There is no official HTTP port reserved for invalidation yet, but there should be effort to petition for an official invalidation HTTP port. An implementation uses port 4001 for example.

Invalidation request authentication is done by using HTTP/1.1 basic authentication. An invalidation account should be created for this purpose. In one implementation, all invalidation is done by using the identity of a special account called "invalidator".

Invalidation request. The body of the invalidation is a valid XML document, in which a list of one or more invalidation objects is given. An invalidation object consists of a selector-action pair which means for all page documents that match the selector, action should be applied. An invalidation object completes successfully if the action is successfully applied to all the documents selected. An entire invalidation request is successful if all of its invalidation objects complete successfully.

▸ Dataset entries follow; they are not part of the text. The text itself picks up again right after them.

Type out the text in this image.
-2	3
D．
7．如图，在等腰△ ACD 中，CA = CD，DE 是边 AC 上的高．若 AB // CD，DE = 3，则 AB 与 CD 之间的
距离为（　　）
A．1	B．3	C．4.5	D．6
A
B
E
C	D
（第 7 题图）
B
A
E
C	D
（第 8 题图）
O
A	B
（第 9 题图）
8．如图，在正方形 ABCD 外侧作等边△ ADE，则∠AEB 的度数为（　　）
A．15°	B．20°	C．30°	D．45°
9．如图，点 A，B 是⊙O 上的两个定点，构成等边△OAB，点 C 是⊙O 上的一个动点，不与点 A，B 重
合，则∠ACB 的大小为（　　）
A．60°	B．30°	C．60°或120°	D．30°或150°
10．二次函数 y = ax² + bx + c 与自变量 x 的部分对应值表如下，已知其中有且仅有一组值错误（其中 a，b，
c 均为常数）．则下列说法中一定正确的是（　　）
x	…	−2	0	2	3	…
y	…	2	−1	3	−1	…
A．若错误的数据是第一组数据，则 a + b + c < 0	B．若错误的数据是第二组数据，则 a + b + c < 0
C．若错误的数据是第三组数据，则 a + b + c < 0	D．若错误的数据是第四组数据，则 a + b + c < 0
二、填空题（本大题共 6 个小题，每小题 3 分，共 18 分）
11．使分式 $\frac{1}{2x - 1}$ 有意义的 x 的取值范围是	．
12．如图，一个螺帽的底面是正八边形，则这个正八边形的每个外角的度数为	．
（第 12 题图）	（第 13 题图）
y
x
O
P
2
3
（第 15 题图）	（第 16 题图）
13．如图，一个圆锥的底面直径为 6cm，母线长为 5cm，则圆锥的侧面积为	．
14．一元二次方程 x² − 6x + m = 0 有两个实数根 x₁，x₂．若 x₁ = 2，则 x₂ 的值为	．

If no page document is selected in an invalidation object, the invalidation object is still considered successful in the sense that it is over an empty set of page documents.

Invalidation response. Invalidation response is sent over HTTP as well. If the invalidation request is successful, the HTTP response code is 200, and the body of the invalidation response is a valid XML document, in which a list of invalidation object results is given-one for each corresponding invalidation object in the invalidation request. An invalidation object result consists of a selector-result pair, in which selector is the same as that of the corresponding invalidation object and result details the status of invalidation for this invalidation object.

If the invalidation fails, a non-200 HTTP response code is returned. And the body of invalidation response is just an HTTP message, describing further error message.

Invalidation DTD for Requests and Responses

One of the goals of designing the invalidation DTD is to make it as general as possible so that it can accommodate wide range of requirements and future development.

A valid invalidation message has to be a valid XML instance in the first place. Therefore, the first line of the document has to be

<?xml version="1.0"?>

Note that no white space is allowed before "<".

Through the document, any literal use of ampersand "&", less-than "<", greater-than ">", double-quote""", and apostrophe "'" has to be escaped with "&", "<", ">", """ and "'" respectively. For more information, please refer to XML standards.

The following shows the entire content of WCSinvalidation.dtd.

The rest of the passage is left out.